Why then are President Bush and Prime Minister Manmohan Singh making nuclear weapons Topic A in a two-day visit beginning today?
For Bush, the reasons are thus: He wants to reward a reliably democratic country with reactors to improve energy supplies for a fast-growing economy. The trick in these summit-level talks is making sure India opens its notoriously secretive nuclear industry to outside inspections and promises to limit weapons work. Expect plenty of foot-dragging from New Delhi on these requests.
Credit Bush with contriving ways to weave India's future more tightly to this country. A nation with a billion people, an economic growth rate of 8 percent and a hub position on the Asian map is worth Washington's attention.
(Excerpt) Read more at sfgate.com ...
... purchased by the export of billions of dollars worth of offshored jobs, jobs that were formerly held by Americans with families to feed.
Think War on Terror....India is not the US' most favored trading partner. That distinction goes to communist China.
Where else are they gonna go after the Soviet Union folded ?
Yes. Once again, President George W. Bush leads the way.
"A nation with a billion people, an economic growth rate of 8 percent and a hub position on the Asian map is worth Washington's attention."
Yes. Obviously.
And furthermore, India is scheduled to become the world's largest nation (its population to overtake that of China) within decades, and India is a natural ally in the War on Terror and a natural balance to the ambitions of China, Russia, and the Islamic World (note no mention of increasingly irrelevant Europe.)
Who?
India.
It should be the other way around. China's leaders hold that a future war with the US is inevitable, so it seems the height of stupidity to help finance their military modernization program.
How bitterly ironic would it be, that the money American parents spent on Chinese toys for their children would someday be used to kill these same kids.
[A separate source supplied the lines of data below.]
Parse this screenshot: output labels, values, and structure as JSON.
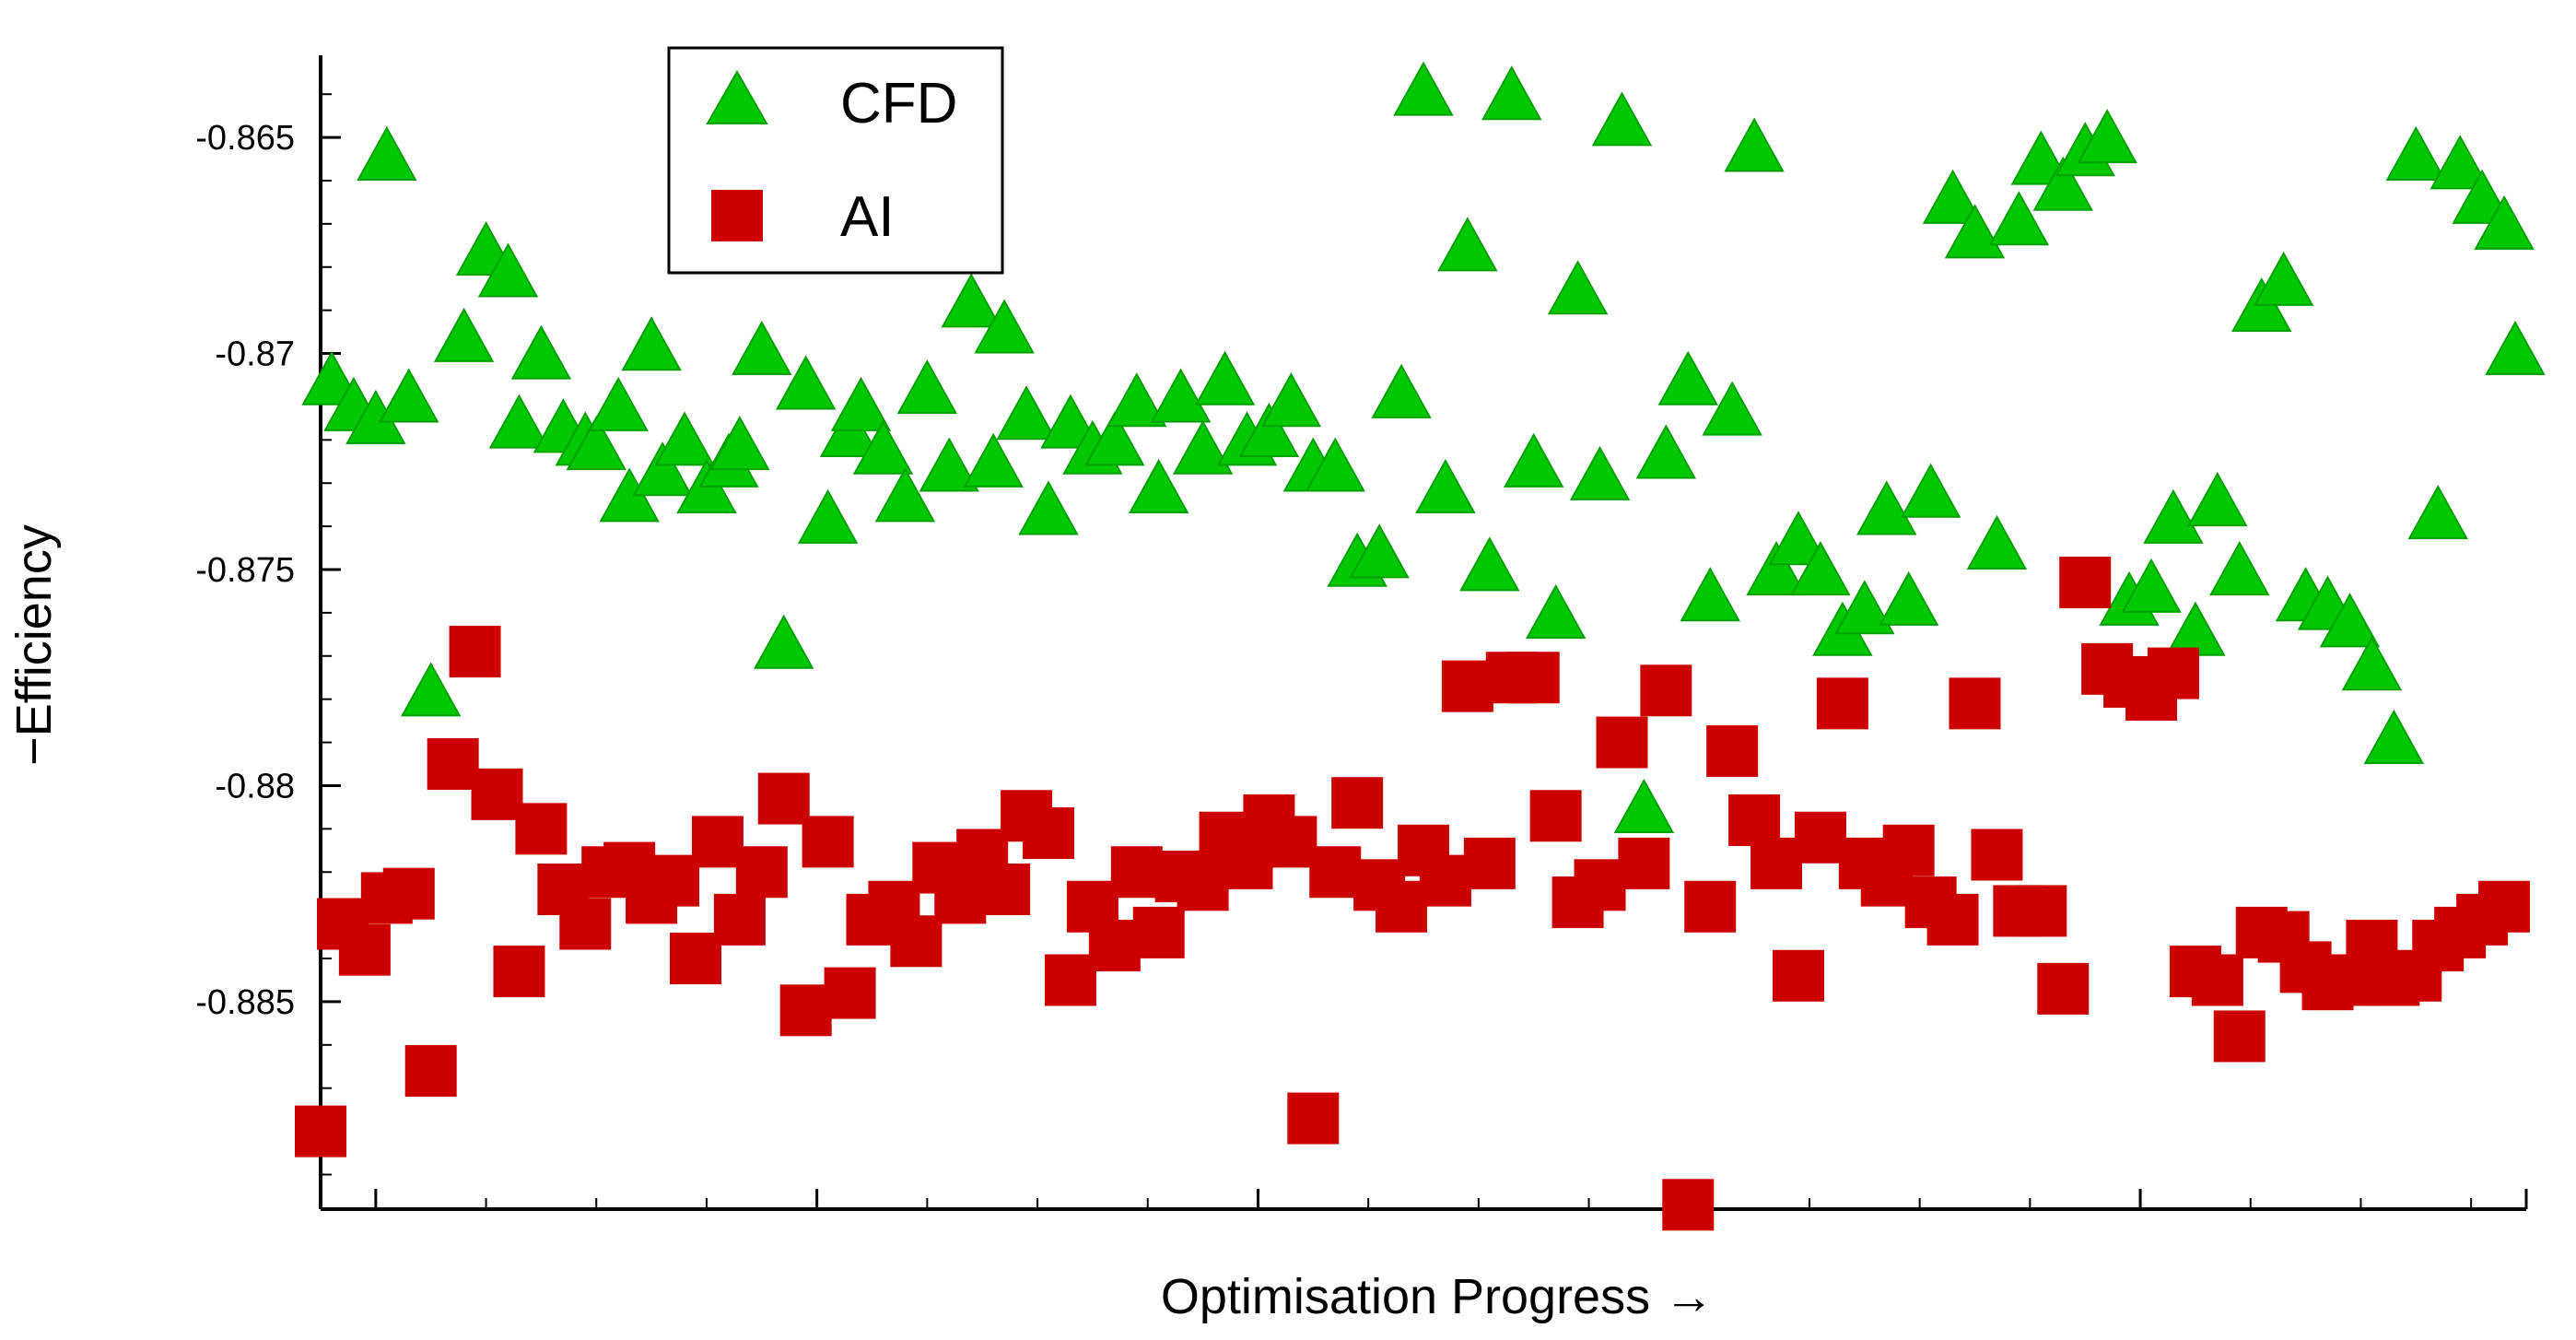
{
  "chart_data": {
    "type": "scatter",
    "title": "",
    "xlabel": "Optimisation Progress →",
    "ylabel": "−Efficiency",
    "xlim": [
      0,
      200
    ],
    "ylim": [
      -0.8898,
      -0.8631
    ],
    "yticks": [
      -0.865,
      -0.87,
      -0.875,
      -0.88,
      -0.885
    ],
    "ytick_labels": [
      "-0.865",
      "-0.87",
      "-0.875",
      "-0.88",
      "-0.885"
    ],
    "grid": false,
    "legend": {
      "position": "top-left"
    },
    "colors": {
      "CFD": "#00c800",
      "AI": "#cc0000",
      "axis": "#000000"
    },
    "series": [
      {
        "name": "CFD",
        "marker": "triangle",
        "x": [
          1,
          3,
          5,
          6,
          8,
          10,
          13,
          15,
          17,
          18,
          20,
          22,
          24,
          25,
          27,
          28,
          30,
          31,
          33,
          35,
          37,
          38,
          40,
          42,
          44,
          46,
          48,
          49,
          51,
          53,
          55,
          57,
          59,
          61,
          62,
          64,
          66,
          68,
          70,
          72,
          74,
          76,
          78,
          80,
          82,
          84,
          86,
          88,
          90,
          92,
          94,
          96,
          98,
          100,
          102,
          104,
          106,
          108,
          110,
          112,
          114,
          116,
          118,
          120,
          122,
          124,
          126,
          128,
          130,
          132,
          134,
          136,
          138,
          140,
          142,
          144,
          146,
          148,
          150,
          152,
          154,
          156,
          158,
          160,
          162,
          164,
          166,
          168,
          170,
          172,
          174,
          176,
          178,
          180,
          182,
          184,
          186,
          188,
          190,
          192,
          194,
          196,
          198,
          199
        ],
        "y": [
          -0.8707,
          -0.8713,
          -0.8716,
          -0.8655,
          -0.8711,
          -0.8779,
          -0.8697,
          -0.8677,
          -0.8682,
          -0.8717,
          -0.8701,
          -0.8718,
          -0.8721,
          -0.8722,
          -0.8713,
          -0.8734,
          -0.8699,
          -0.8728,
          -0.8721,
          -0.8732,
          -0.8726,
          -0.8722,
          -0.87,
          -0.8768,
          -0.8708,
          -0.8739,
          -0.8719,
          -0.8713,
          -0.8723,
          -0.8734,
          -0.8709,
          -0.8727,
          -0.8689,
          -0.8726,
          -0.8695,
          -0.8715,
          -0.8737,
          -0.8717,
          -0.8723,
          -0.8721,
          -0.8712,
          -0.8732,
          -0.8711,
          -0.8723,
          -0.8707,
          -0.8721,
          -0.8719,
          -0.8712,
          -0.8727,
          -0.8727,
          -0.8749,
          -0.8747,
          -0.871,
          -0.864,
          -0.8732,
          -0.8676,
          -0.875,
          -0.8641,
          -0.8726,
          -0.8761,
          -0.8686,
          -0.8729,
          -0.8647,
          -0.8806,
          -0.8724,
          -0.8707,
          -0.8757,
          -0.8714,
          -0.8653,
          -0.8751,
          -0.8744,
          -0.8751,
          -0.8765,
          -0.876,
          -0.8737,
          -0.8758,
          -0.8733,
          -0.8665,
          -0.8673,
          -0.8745,
          -0.867,
          -0.8656,
          -0.8662,
          -0.8654,
          -0.8651,
          -0.8758,
          -0.8755,
          -0.8739,
          -0.8765,
          -0.8735,
          -0.8751,
          -0.869,
          -0.8684,
          -0.8757,
          -0.8759,
          -0.8763,
          -0.8773,
          -0.879,
          -0.8655,
          -0.8738,
          -0.8657,
          -0.8665,
          -0.8671,
          -0.87
        ],
        "note_x_order": "ordered by progress"
      },
      {
        "name": "AI",
        "marker": "square",
        "x": [
          0,
          2,
          4,
          6,
          8,
          10,
          12,
          14,
          16,
          18,
          20,
          22,
          24,
          26,
          28,
          30,
          32,
          34,
          36,
          38,
          40,
          42,
          44,
          46,
          48,
          50,
          52,
          54,
          56,
          58,
          60,
          62,
          64,
          66,
          68,
          70,
          72,
          74,
          76,
          78,
          80,
          82,
          84,
          86,
          88,
          90,
          92,
          94,
          96,
          98,
          100,
          102,
          104,
          106,
          108,
          110,
          112,
          114,
          116,
          118,
          120,
          122,
          124,
          126,
          128,
          130,
          132,
          134,
          136,
          138,
          140,
          142,
          144,
          146,
          148,
          150,
          152,
          154,
          156,
          158,
          160,
          162,
          164,
          166,
          168,
          170,
          172,
          174,
          176,
          178,
          180,
          182,
          184,
          186,
          188,
          190,
          192,
          194,
          196,
          198
        ],
        "y": [
          -0.888,
          -0.8832,
          -0.8838,
          -0.8826,
          -0.8825,
          -0.8866,
          -0.8795,
          -0.8769,
          -0.8802,
          -0.8843,
          -0.881,
          -0.8824,
          -0.8832,
          -0.882,
          -0.8819,
          -0.8826,
          -0.8822,
          -0.884,
          -0.8813,
          -0.8831,
          -0.882,
          -0.8803,
          -0.8852,
          -0.8813,
          -0.8848,
          -0.8831,
          -0.8828,
          -0.8836,
          -0.8819,
          -0.8826,
          -0.8816,
          -0.8824,
          -0.8807,
          -0.8811,
          -0.8845,
          -0.8828,
          -0.8837,
          -0.882,
          -0.8834,
          -0.8821,
          -0.8823,
          -0.8812,
          -0.8818,
          -0.8808,
          -0.8813,
          -0.8877,
          -0.882,
          -0.8804,
          -0.8823,
          -0.8828,
          -0.8815,
          -0.8822,
          -0.8777,
          -0.8818,
          -0.8775,
          -0.8775,
          -0.8807,
          -0.8827,
          -0.8823,
          -0.879,
          -0.8818,
          -0.8778,
          -0.8897,
          -0.8828,
          -0.8792,
          -0.8808,
          -0.8818,
          -0.8844,
          -0.8812,
          -0.8781,
          -0.8818,
          -0.8822,
          -0.8815,
          -0.8827,
          -0.8831,
          -0.8781,
          -0.8816,
          -0.8829,
          -0.8829,
          -0.8847,
          -0.8753,
          -0.8773,
          -0.8776,
          -0.8779,
          -0.8774,
          -0.8843,
          -0.8845,
          -0.8858,
          -0.8834,
          -0.8835,
          -0.8842,
          -0.8846,
          -0.8845,
          -0.8837,
          -0.8845,
          -0.8844,
          -0.8837,
          -0.8834,
          -0.8831,
          -0.8828
        ],
        "note_x_order": "ordered by progress"
      }
    ]
  }
}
What is it about free market ecoomics that people like you don't get? You sound like a socialist DUer. Total tech jobs now in the US are 17% higher than in 2000 and the current jobs pay more than the jobs lost. Got that?
Why is it that chicken littles like you have always been proven wrong. The US economy for the past fifty years has grown stronger and GDP/head is still at the top of the world. That's after manufacturing jobs went to countries where capital can be used more efficently. Same thing with offshoring.
I'll bet you were humming "America the Beautiful" as you typed your comment.
You'll notice that I didn't demand any kind of protectionism, so that kind of shoots your "anti-freemarket" label to hell. Nor did I demand any state intervention, or ramble on about the workers owning the means of production, so your accusation of socialism is equally vapid. As to chicken little, I only commented on the reality, not some extrapolated prediction. The jobs HAVE gone overseas. Whether they'll continue to or not, and what changes will arise as a result, unlike you and your freemarket clairvoyant fellow travelers, I cannot tell. Nor did I try.
So STFU and sit down.
Nah, whistling the "Hymn to Red October."
Ok great. So you're in the business of pointing out the obvious. But don't be disingenuous here. Your statement implied that these same families would not be able to feed themselves becuase these jobs are going overseas.
My statement implied that jobs that had been feeding American families were now being given to Indians, presumably to feed Indian families. I'll leave it to others to figure out where the American families now find their dinner.